Further, only 1%–2% of patients discontinued their participation before the end of the trials. The reported side effects were minor and included fatigue, itching, nausea and sleep disturbances.
Ribavirin, the former sidekick of interferon in treating HCV, is still in the picture. It adds a therapeutic benefit for patients with genotype 1a, people with cirrhosis and those who’ve had a liver transplant, says Luxon.
The media have spotlighted the astronomical costs of these new oral HCV drugs. At a price tag of $94,500 and $83,319 for 12 weeks of Harvoni and Viekira, respectively, patients’ heads may be spinning, not to mention insurance companies’ expenses. And even more so if you’ll be on the 24-week protocol.
Luxon offers his perspective on the cost controversy. The new oral drug regimens prevent patients’ livers from developing end-stage liver disease (ESLD) and cancer, and requiring costly liver transplants and anti-rejection drugs for life, he says. “This is a very cost-effective way to prevent ESLD and improve the quality of life for these patients,” affirms Luxon.

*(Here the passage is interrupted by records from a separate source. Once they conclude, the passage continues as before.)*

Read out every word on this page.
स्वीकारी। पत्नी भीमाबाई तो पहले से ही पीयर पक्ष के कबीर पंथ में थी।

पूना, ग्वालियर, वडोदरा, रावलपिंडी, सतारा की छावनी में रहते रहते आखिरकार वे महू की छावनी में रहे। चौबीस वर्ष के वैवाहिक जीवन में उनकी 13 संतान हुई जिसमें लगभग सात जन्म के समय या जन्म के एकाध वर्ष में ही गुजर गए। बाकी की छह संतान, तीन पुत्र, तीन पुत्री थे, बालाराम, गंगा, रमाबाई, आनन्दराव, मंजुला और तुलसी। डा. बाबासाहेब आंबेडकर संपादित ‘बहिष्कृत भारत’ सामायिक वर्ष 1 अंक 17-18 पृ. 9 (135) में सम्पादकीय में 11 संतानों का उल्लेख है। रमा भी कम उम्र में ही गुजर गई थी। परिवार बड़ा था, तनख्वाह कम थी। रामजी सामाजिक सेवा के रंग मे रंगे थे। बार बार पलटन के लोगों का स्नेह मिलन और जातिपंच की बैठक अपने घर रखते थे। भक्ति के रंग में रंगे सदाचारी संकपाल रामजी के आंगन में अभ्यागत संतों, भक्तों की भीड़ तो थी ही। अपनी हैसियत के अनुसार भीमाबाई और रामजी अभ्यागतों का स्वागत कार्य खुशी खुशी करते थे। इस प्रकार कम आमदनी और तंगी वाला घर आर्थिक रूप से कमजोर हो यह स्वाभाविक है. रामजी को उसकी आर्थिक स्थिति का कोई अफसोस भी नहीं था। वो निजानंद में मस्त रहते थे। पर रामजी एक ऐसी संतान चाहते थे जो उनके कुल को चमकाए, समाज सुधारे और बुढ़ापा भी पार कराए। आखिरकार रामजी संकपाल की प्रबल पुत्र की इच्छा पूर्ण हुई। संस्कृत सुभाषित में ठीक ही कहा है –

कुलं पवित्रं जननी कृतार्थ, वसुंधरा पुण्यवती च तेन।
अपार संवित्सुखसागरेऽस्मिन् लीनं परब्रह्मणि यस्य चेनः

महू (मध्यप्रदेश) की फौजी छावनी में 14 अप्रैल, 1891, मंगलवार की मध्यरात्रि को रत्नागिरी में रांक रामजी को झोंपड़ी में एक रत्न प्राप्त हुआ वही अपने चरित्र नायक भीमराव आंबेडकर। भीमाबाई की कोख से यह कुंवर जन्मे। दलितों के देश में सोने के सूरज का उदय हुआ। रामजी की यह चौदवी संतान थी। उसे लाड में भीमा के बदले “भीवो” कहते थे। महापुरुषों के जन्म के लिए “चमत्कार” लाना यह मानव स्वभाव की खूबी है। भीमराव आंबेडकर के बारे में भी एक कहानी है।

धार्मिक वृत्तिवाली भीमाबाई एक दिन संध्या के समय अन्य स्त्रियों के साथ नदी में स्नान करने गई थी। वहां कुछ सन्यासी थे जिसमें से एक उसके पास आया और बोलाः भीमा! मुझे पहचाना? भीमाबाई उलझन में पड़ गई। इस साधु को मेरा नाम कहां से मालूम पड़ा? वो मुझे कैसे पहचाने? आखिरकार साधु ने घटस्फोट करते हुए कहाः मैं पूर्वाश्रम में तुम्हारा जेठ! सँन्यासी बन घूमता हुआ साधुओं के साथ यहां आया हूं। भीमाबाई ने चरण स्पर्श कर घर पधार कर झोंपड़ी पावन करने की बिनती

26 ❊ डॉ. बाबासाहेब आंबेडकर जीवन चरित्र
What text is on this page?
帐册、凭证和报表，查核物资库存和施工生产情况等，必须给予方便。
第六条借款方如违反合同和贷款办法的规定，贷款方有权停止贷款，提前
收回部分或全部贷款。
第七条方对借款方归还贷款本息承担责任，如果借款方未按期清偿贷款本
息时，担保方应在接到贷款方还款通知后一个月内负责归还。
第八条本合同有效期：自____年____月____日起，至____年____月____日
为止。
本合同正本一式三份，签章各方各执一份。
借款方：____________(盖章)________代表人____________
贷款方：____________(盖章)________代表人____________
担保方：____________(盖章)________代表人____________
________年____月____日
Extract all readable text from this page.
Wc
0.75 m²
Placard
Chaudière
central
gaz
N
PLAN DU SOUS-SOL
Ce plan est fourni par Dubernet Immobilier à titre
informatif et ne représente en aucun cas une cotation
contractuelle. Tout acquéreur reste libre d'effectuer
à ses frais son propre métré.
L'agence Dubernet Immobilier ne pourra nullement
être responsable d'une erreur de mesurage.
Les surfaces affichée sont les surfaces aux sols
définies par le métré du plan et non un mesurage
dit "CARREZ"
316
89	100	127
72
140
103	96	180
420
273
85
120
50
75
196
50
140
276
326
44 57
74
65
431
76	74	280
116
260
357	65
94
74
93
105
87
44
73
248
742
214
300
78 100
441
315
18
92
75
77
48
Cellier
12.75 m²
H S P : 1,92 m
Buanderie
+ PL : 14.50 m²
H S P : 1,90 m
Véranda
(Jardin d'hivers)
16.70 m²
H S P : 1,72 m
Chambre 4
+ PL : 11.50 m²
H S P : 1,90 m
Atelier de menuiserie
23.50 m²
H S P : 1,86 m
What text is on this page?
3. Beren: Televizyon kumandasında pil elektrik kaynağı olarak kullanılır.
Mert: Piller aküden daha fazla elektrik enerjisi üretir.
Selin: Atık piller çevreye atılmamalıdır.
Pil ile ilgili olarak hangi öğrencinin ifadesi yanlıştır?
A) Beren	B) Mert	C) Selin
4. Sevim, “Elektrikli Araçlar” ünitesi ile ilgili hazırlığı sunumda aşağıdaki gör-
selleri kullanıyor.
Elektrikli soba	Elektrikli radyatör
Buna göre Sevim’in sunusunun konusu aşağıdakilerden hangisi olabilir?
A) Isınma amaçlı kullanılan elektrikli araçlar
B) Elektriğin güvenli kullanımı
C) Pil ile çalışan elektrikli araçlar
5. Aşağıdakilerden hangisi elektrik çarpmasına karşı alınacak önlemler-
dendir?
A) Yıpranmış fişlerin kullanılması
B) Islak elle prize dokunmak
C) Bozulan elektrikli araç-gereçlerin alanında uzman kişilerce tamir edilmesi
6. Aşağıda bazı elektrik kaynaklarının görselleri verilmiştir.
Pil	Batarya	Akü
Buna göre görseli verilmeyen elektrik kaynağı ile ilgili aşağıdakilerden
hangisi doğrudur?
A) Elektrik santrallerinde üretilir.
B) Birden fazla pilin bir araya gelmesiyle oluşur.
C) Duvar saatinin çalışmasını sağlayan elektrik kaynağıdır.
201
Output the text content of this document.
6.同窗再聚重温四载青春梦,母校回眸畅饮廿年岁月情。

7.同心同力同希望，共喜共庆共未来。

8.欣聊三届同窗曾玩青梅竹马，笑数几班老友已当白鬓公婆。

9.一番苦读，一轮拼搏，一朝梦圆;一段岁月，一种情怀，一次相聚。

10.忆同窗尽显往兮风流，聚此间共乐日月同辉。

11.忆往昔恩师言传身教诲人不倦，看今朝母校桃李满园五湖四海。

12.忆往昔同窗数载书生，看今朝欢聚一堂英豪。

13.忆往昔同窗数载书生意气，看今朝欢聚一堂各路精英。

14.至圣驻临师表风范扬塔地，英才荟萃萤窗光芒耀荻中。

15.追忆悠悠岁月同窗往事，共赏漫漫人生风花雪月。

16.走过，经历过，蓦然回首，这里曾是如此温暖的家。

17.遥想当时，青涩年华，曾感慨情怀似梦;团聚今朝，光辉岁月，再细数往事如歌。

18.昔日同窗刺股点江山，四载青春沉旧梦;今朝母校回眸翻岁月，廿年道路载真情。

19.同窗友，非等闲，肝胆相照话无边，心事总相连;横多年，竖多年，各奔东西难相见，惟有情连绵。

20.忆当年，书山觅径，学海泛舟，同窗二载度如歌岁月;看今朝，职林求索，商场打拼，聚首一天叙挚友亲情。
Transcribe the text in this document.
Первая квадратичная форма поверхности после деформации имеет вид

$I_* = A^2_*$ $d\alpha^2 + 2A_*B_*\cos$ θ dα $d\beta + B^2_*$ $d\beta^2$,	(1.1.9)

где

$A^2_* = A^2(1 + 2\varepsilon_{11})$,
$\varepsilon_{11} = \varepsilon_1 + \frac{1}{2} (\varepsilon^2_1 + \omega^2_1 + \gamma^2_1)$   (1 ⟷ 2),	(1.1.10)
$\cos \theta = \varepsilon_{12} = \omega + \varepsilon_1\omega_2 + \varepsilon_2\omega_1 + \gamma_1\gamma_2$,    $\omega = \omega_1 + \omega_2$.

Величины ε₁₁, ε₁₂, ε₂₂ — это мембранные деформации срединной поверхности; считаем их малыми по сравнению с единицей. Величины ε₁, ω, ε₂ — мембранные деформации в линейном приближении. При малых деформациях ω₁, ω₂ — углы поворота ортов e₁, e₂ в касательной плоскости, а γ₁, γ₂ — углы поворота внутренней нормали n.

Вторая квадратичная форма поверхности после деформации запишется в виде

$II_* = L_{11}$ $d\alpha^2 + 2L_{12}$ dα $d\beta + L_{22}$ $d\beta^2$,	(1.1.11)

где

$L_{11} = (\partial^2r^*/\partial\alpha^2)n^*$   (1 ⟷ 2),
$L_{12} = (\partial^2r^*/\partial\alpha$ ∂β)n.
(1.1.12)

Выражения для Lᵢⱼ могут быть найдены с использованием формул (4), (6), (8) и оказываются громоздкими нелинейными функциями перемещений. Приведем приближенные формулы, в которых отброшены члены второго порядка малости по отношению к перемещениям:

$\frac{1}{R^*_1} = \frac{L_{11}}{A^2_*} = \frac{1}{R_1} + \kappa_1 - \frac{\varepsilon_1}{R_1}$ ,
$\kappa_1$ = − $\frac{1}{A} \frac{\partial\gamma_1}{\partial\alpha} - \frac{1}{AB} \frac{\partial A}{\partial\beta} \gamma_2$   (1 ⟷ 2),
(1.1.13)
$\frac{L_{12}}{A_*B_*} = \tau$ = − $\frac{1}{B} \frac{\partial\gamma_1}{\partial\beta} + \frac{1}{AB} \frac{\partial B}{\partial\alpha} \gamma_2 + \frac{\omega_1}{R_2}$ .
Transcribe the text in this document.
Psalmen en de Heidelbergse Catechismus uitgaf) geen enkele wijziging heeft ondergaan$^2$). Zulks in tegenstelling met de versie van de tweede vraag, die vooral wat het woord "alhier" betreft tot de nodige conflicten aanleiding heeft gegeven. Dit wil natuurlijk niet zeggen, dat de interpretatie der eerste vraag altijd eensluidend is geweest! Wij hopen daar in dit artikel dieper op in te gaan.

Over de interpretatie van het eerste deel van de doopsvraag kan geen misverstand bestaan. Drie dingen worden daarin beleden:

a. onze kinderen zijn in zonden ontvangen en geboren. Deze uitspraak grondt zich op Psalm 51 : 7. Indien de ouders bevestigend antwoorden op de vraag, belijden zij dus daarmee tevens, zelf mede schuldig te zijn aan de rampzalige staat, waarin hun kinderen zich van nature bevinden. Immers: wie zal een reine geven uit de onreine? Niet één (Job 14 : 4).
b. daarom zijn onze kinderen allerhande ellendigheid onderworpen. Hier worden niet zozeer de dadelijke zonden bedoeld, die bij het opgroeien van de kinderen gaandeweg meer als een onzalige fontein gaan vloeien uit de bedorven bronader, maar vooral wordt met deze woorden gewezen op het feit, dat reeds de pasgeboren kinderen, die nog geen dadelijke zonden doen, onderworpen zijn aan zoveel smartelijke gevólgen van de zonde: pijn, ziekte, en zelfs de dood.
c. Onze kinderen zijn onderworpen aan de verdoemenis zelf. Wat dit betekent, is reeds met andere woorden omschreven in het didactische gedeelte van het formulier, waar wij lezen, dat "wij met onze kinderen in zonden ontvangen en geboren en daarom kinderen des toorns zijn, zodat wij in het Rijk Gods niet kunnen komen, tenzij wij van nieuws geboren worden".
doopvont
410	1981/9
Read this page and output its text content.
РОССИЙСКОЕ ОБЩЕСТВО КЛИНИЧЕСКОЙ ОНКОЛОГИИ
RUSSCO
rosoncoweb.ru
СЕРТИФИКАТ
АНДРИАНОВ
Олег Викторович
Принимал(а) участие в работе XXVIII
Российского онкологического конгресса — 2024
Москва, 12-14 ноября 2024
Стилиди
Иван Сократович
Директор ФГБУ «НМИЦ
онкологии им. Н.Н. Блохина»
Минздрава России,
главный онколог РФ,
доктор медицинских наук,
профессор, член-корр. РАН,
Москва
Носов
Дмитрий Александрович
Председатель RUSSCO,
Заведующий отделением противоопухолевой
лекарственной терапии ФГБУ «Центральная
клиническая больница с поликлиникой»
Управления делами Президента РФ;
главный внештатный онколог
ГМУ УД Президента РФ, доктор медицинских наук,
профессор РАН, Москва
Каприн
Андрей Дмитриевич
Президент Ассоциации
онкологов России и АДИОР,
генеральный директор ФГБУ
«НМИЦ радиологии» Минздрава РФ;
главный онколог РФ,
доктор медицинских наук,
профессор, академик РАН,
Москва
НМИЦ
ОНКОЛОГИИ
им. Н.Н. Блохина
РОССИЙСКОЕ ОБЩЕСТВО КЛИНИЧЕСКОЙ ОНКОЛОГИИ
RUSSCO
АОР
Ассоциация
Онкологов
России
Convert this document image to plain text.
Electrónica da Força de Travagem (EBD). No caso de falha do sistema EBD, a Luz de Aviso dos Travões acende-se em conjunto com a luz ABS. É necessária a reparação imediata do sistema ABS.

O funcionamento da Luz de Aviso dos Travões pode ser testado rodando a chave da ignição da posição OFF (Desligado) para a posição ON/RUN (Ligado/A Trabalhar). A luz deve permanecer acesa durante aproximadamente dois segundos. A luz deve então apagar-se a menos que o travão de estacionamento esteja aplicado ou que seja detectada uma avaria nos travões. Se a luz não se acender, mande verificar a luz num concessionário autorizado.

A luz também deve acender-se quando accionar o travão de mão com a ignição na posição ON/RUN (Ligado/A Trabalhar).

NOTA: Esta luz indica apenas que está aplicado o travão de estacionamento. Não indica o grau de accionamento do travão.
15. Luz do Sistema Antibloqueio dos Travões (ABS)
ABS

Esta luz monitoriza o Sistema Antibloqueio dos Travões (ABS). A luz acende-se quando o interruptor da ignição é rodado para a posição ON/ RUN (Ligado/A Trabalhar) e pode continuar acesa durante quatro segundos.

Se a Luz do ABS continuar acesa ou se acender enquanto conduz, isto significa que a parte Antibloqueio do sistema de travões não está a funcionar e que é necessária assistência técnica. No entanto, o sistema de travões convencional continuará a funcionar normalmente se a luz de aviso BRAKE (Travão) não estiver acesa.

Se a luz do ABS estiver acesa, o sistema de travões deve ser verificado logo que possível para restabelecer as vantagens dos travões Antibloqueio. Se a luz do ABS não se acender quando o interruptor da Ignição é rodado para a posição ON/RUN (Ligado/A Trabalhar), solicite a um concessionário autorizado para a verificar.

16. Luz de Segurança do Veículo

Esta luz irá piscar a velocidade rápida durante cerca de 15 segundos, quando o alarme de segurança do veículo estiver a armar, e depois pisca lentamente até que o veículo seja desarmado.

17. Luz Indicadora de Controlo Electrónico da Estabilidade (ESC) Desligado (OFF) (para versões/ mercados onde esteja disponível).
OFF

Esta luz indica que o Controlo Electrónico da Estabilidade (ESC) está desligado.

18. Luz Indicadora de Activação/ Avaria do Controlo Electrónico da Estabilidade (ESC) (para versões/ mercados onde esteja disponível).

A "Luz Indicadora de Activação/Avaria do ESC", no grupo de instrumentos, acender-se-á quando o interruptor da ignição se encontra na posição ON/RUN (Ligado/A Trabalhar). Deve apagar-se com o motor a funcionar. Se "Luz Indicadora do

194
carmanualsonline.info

Once additional pharmaceutical companies enter the fray, look for drug prices to drop. “As we have more competition in the market, I believe the costs will be driven down,” Luxon says.
For the past few years, hepatologists (liver specialists) have been waiting for the optimal medications to come along for their HCV patients. That time is now. “The overall message I try to stress is that we now cure greater than 95% of patients with hemophilia who are infected with HCV, whether you’re cirrhotic or co-infected with HIV,” Luxon says. “This is a huge breakthrough.”